Parts of Louisiana not protected by post-Katrina infrastructure catch the brunt of Hurricane Ida, Army engineers tell the Senate.
By Vanessa Montalbano
Pre-disaster prevention in New Orleans — installed in response to Hurricane Katrina — performed as designed during last month’s Hurricane Ida, Army Corps of Engineers representatives told lawmakers Wednesday at a Senate hearing. But, unprotected communities in other parts of Louisiana did not fare as well.
“The stakes cannot be higher,” Chairman Tom Carper (D-Del.) said during the Senate Government and Public Works Committee hearing to evaluate the Corps emergency response to Hurricane Ida. “North Atlantic hurricanes are becoming more intense and more frequent. We need to be more prepared.”
About an hour outside of New Orleans, thousands of people lost their homes as a result of Hurricane Ida and are still living in shelters. Jennifer Armand, executive director of the Bayou Community Foundation, a charity focused on sustaining communities in Lafourche Parish, Terrebonne Parish and Grand Isle, said those shelters are “practically uninhabitable” and “FEMA’s response for correct and effective temporary housing is still not here.”

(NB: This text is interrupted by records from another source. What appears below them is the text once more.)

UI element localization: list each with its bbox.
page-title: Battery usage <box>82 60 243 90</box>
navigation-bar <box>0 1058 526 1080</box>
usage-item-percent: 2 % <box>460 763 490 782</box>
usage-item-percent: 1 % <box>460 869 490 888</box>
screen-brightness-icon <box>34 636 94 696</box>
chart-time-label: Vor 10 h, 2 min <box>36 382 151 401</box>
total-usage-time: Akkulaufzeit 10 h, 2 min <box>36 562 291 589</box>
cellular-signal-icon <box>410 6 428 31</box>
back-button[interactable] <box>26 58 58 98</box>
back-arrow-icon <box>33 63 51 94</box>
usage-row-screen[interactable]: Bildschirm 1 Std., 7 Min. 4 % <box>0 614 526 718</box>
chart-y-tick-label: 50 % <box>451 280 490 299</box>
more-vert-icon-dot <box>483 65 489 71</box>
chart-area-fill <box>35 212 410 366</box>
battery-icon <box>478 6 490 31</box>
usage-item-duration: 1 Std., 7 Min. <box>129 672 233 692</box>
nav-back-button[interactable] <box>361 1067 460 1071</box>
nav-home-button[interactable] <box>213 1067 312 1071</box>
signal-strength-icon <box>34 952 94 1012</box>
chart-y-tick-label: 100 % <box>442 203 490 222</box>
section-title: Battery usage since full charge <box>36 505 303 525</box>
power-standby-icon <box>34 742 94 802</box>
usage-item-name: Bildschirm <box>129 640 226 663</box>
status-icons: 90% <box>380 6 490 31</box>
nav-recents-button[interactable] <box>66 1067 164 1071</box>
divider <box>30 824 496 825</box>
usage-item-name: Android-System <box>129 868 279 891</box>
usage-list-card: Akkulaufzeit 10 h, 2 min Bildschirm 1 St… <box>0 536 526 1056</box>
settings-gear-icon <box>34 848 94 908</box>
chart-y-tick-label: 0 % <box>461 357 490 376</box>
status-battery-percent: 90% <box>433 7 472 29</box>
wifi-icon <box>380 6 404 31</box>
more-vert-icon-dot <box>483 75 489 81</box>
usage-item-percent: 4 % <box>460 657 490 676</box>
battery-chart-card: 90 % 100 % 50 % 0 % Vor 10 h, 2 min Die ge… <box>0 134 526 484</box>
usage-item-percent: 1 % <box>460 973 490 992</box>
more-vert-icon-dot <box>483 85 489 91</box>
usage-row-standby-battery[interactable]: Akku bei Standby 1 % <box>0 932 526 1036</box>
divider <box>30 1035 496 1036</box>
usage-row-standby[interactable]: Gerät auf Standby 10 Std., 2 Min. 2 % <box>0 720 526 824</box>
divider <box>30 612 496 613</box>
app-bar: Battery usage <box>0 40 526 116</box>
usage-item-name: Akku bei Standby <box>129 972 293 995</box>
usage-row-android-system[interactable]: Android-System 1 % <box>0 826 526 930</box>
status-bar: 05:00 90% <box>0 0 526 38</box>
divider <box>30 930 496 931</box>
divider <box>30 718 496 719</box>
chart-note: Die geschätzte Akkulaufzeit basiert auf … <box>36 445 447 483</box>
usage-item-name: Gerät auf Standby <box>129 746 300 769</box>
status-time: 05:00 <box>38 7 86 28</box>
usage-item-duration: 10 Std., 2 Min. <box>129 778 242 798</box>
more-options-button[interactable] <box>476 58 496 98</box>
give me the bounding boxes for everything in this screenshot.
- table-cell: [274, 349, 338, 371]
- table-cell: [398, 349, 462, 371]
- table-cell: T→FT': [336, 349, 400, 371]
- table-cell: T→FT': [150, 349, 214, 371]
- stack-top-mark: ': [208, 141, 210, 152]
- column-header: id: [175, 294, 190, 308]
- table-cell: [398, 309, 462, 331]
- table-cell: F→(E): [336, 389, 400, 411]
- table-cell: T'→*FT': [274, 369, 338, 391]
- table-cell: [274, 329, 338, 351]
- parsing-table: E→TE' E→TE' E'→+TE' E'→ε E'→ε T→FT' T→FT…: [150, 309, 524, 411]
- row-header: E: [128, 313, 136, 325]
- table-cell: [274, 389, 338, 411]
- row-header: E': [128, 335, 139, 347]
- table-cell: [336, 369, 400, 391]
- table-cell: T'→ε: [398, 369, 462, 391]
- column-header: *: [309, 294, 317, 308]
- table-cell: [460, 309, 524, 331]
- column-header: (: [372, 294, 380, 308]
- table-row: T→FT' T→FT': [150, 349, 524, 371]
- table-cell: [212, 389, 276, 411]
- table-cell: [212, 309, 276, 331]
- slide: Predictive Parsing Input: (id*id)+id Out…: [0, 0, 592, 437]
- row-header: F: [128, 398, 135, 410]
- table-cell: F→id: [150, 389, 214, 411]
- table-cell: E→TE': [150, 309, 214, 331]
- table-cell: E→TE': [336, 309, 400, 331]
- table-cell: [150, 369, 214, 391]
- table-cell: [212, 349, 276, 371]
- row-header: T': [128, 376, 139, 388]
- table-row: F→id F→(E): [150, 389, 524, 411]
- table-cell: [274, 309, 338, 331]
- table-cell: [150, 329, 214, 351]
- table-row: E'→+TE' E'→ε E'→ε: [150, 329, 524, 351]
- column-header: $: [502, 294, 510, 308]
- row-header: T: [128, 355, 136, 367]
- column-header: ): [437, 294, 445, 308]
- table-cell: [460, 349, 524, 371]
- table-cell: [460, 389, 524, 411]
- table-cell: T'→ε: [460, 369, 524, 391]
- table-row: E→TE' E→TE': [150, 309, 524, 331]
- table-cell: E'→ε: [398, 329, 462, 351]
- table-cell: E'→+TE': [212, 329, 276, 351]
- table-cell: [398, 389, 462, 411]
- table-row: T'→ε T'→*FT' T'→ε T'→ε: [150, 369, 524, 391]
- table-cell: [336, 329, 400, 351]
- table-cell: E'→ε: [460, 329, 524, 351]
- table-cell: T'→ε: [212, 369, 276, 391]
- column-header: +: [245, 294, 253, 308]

The Federal Emergency Management Agency said in a press release it will provide some immediate sheltering assistance to the most impacted parishes, like in Terrebonne and Lafourche, until its Direct Housing program is fully underway. Those temporary solutions include a “non-congregate sheltering program using recreation vehicles, such as travel trailers.” The Direct Housing program might take months to complete, the release said.
Armand said the housing crisis is pushing many workers to consider moving to another area, where affordable homes are not as limited.
Hurricane Ida made landfall in Port Fourchon, Louisiana, on Aug. 29, the 16th anniversary of Hurricane Katrina.
Katrina, the 2005 storm, caused over 1,800 deaths and cost upwards $125 billion in damages, inundating New Orleans and surrounding areas on Louisiana’s coast. There were over 50 levee and flood wall failures around the city combined with sustained 145 mph winds. It remains one of the worst natural disasters in U.S. history.
In a 2006 federal report, the Corps admitted the flood-control complex around New Orleans had been incomplete, insufficient and improperly maintained. “The hurricane protection system in New Orleans and southeast Louisiana before Katrina was a system in name only,” USACE New Orleans District Commander Col. Stephen Murphy testified.
After Hurricane Katrina, the Corps sought to apply the lessons it learned in the fallout of the storm to prevent future disasters in the city. The $14.5 billion federally funded infrastructure project named the Hurricane and Storm Damage Reduction System validated those efforts. The engineering project held strong in New Orleans during Hurricane Ida, which unleashed 172 mph winds on Louisiana, prompted severe flood warnings and caused 29 deaths. About a week after Hurricane Ida, Murphy said, New Orleans was back on its feet.
Hurricane Ida is the seventh costliest hurricane to hit the U.S. in the last 20 years at an estimated $95 billion, Carper said.
“These investments in infrastructure saved money and saved lives,” Carper said. “But, other communities in Louisiana not impacted by the infrastructure were hit hard.”
In Armand’s community, that crucial infrastructure never arrived after Hurricane Katrina’s demolition. Instead, she said, “people who lost everything themselves volunteered to help others” and built their own levee system when “the federal government wouldn’t.”
“That’s what saved us during Ida,” Armand said. “We take care of ourselves, but we are still in desperate need of recovery.”
Murphy said the Corps is working on projects to the west and to the south of New Orleans’ Hurricane and Storm Damage Reduction System, in an effort to expand it and deliver the same level of risk reduction to those areas.
“We get hit by a lot of storms down here,” said Ricky Boyett, public affairs office chief for the USACE New Orleans district, in an interview.
With hurricane season still underway, Boyett said the Corps is trying to be as proactive as possible in the region where Armand’s charity works.
“At the start we set up pumps by the levees to get the water out,” he said. “Now we are in the process of demobilizing and taking pumps away.”
USACE will leave some pumps on site before leaving the area so communities are prepared to remove water when another storm hits, which, Boyett said, is likely to happen.
“Our needs, our economies are unique from New Orleans,” Armand said. She estimates her region is about one to two years away from recovery.